I read the Wikipedia article on Monte-Carlo integration, and it mentions a Metropolis-Hastings algorithm. It seems like the algorithm allows us to randomly sample from p(x) even if we only have the ability to evaluate f(x). So, I guess that's the answer to my question.
If I understand it correctly, in practice when we sample f(x), we often expect such p(x) exists and this p(x) will give us a lower variance?
Maybe we could generate an approximate distribution for p(x) by making a bunch of buckets for values of x, sampling a bunch of points from f(x) for x values in each bucket, and counting the f(x) value of points from each bucket? I'm suggesting buckets because technically the probability that we get a specific x is 0 if the distribution is continuous.

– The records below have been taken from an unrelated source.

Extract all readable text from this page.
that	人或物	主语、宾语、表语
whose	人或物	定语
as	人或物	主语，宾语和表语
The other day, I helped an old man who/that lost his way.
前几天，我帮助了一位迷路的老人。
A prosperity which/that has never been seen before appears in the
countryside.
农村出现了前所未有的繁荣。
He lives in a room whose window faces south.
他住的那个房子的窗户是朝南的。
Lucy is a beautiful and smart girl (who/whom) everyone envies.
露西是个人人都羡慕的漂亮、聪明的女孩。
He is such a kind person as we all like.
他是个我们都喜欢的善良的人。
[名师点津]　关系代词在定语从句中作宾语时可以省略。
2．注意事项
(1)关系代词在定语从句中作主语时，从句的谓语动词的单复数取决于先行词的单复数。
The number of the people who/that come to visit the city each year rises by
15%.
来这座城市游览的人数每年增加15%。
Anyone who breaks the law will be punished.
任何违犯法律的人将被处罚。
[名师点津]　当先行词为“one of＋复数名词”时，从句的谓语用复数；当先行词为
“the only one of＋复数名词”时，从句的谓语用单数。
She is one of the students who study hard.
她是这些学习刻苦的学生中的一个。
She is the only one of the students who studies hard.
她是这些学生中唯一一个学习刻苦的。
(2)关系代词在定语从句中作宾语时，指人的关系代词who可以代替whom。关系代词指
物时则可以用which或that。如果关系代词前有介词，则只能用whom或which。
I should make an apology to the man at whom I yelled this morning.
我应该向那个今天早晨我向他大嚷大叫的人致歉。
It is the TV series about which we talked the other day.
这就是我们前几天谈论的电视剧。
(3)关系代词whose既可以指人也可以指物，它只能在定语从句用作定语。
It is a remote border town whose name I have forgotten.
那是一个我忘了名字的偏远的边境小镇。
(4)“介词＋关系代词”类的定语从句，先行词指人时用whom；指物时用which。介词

I'm not sure if I understand correctly but I think we can still get a whole pdf for p(x)? It's just that the function for p(x) is not completely same as f(x).
With p(x) like this, wouldn't this be biased sampling?
@PongsatornChan I have the same question. From what I can tell, as the general Monte Carlo estimator is probably unbiased, regardless of what the PDF is (see slide 25), then it doesn't matter if we use a constant PDF or one that weights by importance. However, this would also imply that a PDF which has weight 1 at a single location and weight 0 everywhere else would also result in an unbiased estimator, which doesn't make sense to me.
Instead of importance sampling, does it make sense to sample more in the high-frequency regions (regions with the largest magnitude of changes within a certain window of x)? I'm thinking to have a sliding window to have a first pass over f(x) to find out these regions, and then do a second pass of actual sampling.
You can prove that importance sampling monte carlo is still unbiased by conducting a similar proof to slide 27. thats because we are concerned about expected value. The difference here is that importance sampling may have difference variance, but variance is not relevant to the proof.
This seems somewhat like circular logic? If our expectation of importance is accurate, then our sampling would be more accurate. So the closer our expectation is to the reality, the better our sampling is, but at that point we already must have a good idea of the integral.